Intermediate: Annotations Tell the Story

ax.axhline(target, color='gray', linestyle='--', label='Target')
ax.annotate('Pricing change',
            xy=('2026-03', 1200), xytext=('2026-01', 1500),
            arrowprops={'arrowstyle': '->'})
ax.legend(frameon=False, loc='upper left')

A chart with a callout converting raw lines into a *story* always beats a clean unlabelled chart.

Advanced: Choosing the Right Colour Palette

  • Sequential (Blues, viridis) — ordered low→high (e.g. revenue heat).
  • Diverging (coolwarm, RdBu) — meaningful midpoint (profit vs loss, change vs baseline).
  • Categorical (Set2, tab10) — distinct unordered groups; cap at ~7 categories.
Always check with a colour-blind simulator (viridis and cividis are perceptually uniform and CB-safe).

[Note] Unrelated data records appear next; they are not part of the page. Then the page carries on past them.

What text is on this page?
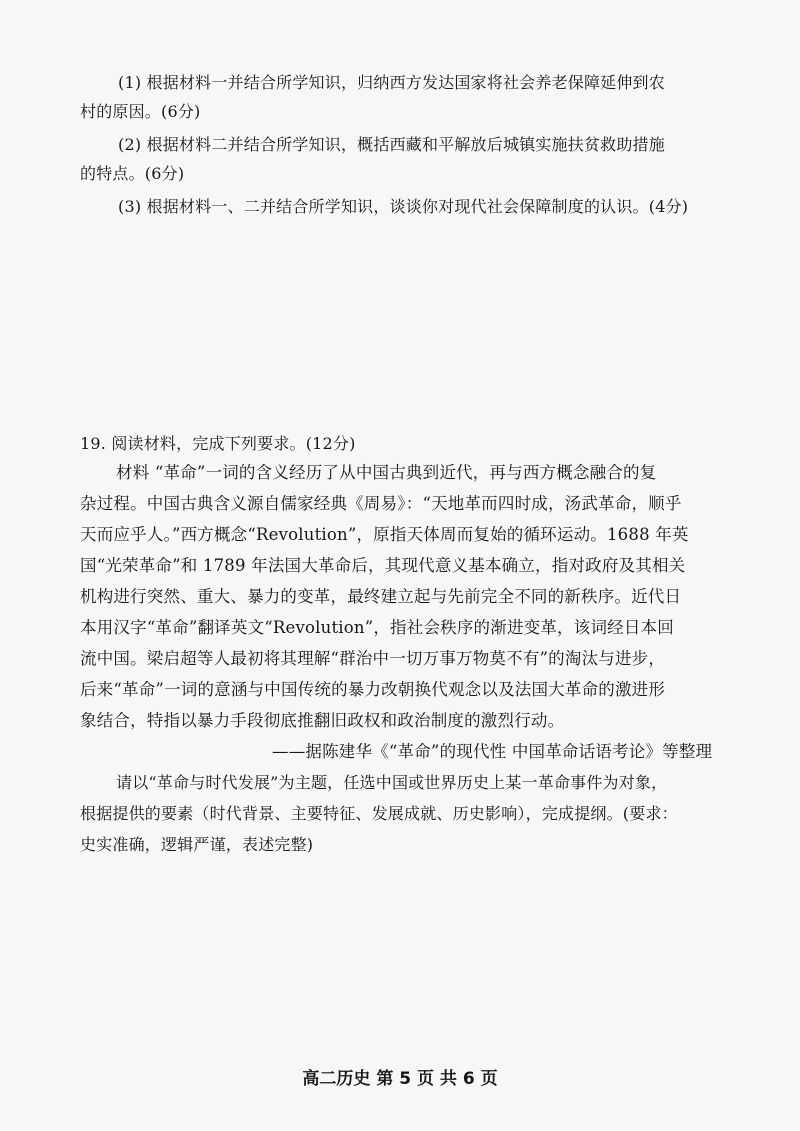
(1) 根据材料一并结合所学知识，归纳西方发达国家将社会养老保障延伸到农
村的原因。(6分)
(2) 根据材料二并结合所学知识，概括西藏和平解放后城镇实施扶贫救助措施
的特点。(6分)
(3) 根据材料一、二并结合所学知识，谈谈你对现代社会保障制度的认识。(4分)
19. 阅读材料，完成下列要求。(12分)
材料 “革命”一词的含义经历了从中国古典到近代，再与西方概念融合的复
杂过程。中国古典含义源自儒家经典《周易》：“天地革而四时成，汤武革命，顺乎
天而应乎人。”西方概念“Revolution”，原指天体周而复始的循环运动。1688 年英
国“光荣革命”和 1789 年法国大革命后，其现代意义基本确立，指对政府及其相关
机构进行突然、重大、暴力的变革，最终建立起与先前完全不同的新秩序。近代日
本用汉字“革命”翻译英文“Revolution”，指社会秩序的渐进变革，该词经日本回
流中国。梁启超等人最初将其理解“群治中一切万事万物莫不有”的淘汰与进步，
后来“革命”一词的意涵与中国传统的暴力改朝换代观念以及法国大革命的激进形
象结合，特指以暴力手段彻底推翻旧政权和政治制度的激烈行动。
——据陈建华《“革命”的现代性 中国革命话语考论》等整理
请以“革命与时代发展”为主题，任选中国或世界历史上某一革命事件为对象，
根据提供的要素（时代背景、主要特征、发展成就、历史影响），完成提纲。(要求：
史实准确，逻辑严谨，表述完整)
高二历史 第 5 页 共 6 页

Advanced: Performance for Large Data

  • ax.scatter(x, y, alpha=0.1, rasterized=True) — rasterise heavy point clouds; lines/text stay vector.
  • For >1M points: datashader or plotly + WebGL — they bin pixels server-side.
  • Save final figures with fig.savefig('out.png', dpi=200, bbox_inches='tight') for slides; .pdf or .svg for print.

Advanced: When to Switch to Plotly

Matplotlib/Seaborn = static reports. Reach for Plotly when you need:

  • Hover tooltips (executives love them).
  • Range sliders and zoom.
  • Embedding in Streamlit / Dash / web apps.
The DataFrame stays the same; just import plotly.express as px and call px.line(df, x=..., y=..., color=...).

Advanced: Reproducible Figure Pipelines

Professional reports build figures in functions, not notebooks of copy-pasted cells:

def plot_revenue(df, ax=None):
    ax = ax or plt.gca()
    ax.plot(df['month'], df['revenue'], marker='o')
    ax.set_title('Revenue')
    return ax

Now the same function works in notebooks, dashboards, and CI screenshot tests.

Practice Path

1. Take any CSV, plot one of each: line over time, bar by category, histogram, boxplot, scatter — all with titles, labels, units. 2. Build a 2×2 subplot "snapshot" page with shared x-axis and tight_layout. 3. Replicate one of your matplotlib charts in Seaborn using long-format data. 4. Add an annotation + horizontal target line that turns the chart into a one-glance story.